Capitol Hill is seeing a bubbling up of activity around legal cannabis that has been simmering for many years, said the NCIA’s Taylor West.

“This moment of uncertainty about how marijuana is going to be treated at the federal level is exactly what NCIA was created for and has been preparing for,” said West, deputy director of the D.C.- and Denver-based organization. “The entire reason for the creation of NCIA was recognizing how important it was going to be to have an active presence and advocacy voice at the federal level.”

But West said she’s well aware of the barriers that exist. A coalition of cannabis businesses may not get get the ear of an attorney general who opposes legalization.

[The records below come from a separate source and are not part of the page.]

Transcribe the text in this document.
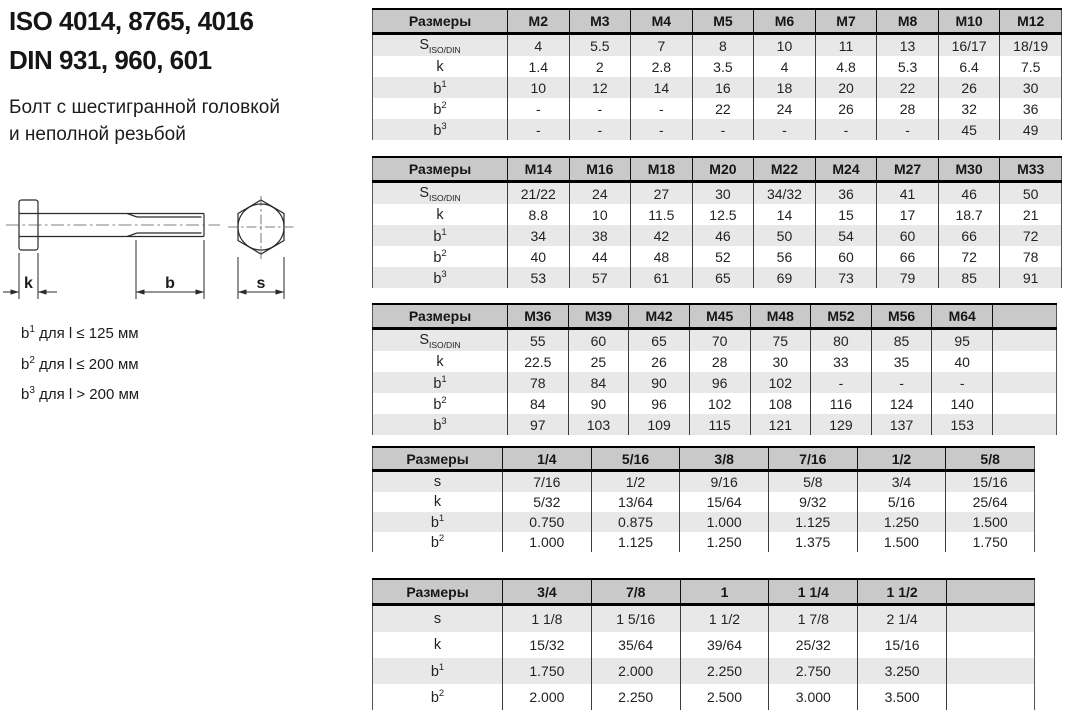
ISO 4014, 8765, 4016
DIN 931, 960, 601
Болт с шестигранной головкой
и неполной резьбой
k	b	s
$b^1$ для l ≤ 125 мм
$b^2$ для l ≤ 200 мм
$b^3$ для l > 200 мм
Размеры	M2	M3	M4	M5	M6	M7	M8	M10	M12
$S_{ISO/DIN}$	4	5.5	7	8	10	11	13	16/17	18/19
k	1.4	2	2.8	3.5	4	4.8	5.3	6.4	7.5
$b^1$	10	12	14	16	18	20	22	26	30
$b^2$	-	-	-	22	24	26	28	32	36
$b^3$	-	-	-	-	-	-	-	45	49
Размеры	M14	M16	M18	M20	M22	M24	M27	M30	M33
$S_{ISO/DIN}$	21/22	24	27	30	34/32	36	41	46	50
k	8.8	10	11.5	12.5	14	15	17	18.7	21
$b^1$	34	38	42	46	50	54	60	66	72
$b^2$	40	44	48	52	56	60	66	72	78
$b^3$	53	57	61	65	69	73	79	85	91
Размеры	M36	M39	M42	M45	M48	M52	M56	M64	
$S_{ISO/DIN}$	55	60	65	70	75	80	85	95	
k	22.5	25	26	28	30	33	35	40	
$b^1$	78	84	90	96	102	-	-	-	
$b^2$	84	90	96	102	108	116	124	140	
$b^3$	97	103	109	115	121	129	137	153	
Размеры	1/4	5/16	3/8	7/16	1/2	5/8
s	7/16	1/2	9/16	5/8	3/4	15/16
k	5/32	13/64	15/64	9/32	5/16	25/64
$b^1$	0.750	0.875	1.000	1.125	1.250	1.500
$b^2$	1.000	1.125	1.250	1.375	1.500	1.750
Размеры	3/4	7/8	1	1 1/4	1 1/2	
s	1 1/8	1 5/16	1 1/2	1 7/8	2 1/4	
k	15/32	35/64	39/64	25/32	15/16	
$b^1$	1.750	2.000	2.250	2.750	3.250	
$b^2$	2.000	2.250	2.500	3.000	3.500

“We have these lawmakers who are standing up,” West said. “That carries a lot more weight.”

New this year is an official Congressional Cannabis Caucus, a bipartisan collective of lawmakers who aim to advance marijuana-related legislation. In the Senate, close to a dozen lawmakers sent a letter to Sessions last week urging the Justice Department to uphold the current marijuana enforcement approach established by the Obama administration.

West said: “Those are big pieces of support that we wouldn’t have seen happen even a few years ago. … The threat is more imminent, given there’s a lack of clarity. There’s more potential urgency on the part of members of Congress to stand up for their constituents.”

She noted the actions of Rep. Thomas Garrett, a freshman Republican lawmaker from Virginia, who introduced a bill to end the federal prohibition of marijuana and allow for state-regulated systems. Garrett was not a target lawmaker of the NCIA, she said.

“To me that was a really interesting indicator of how this issue is starting to break out of its traditional lanes,” she said.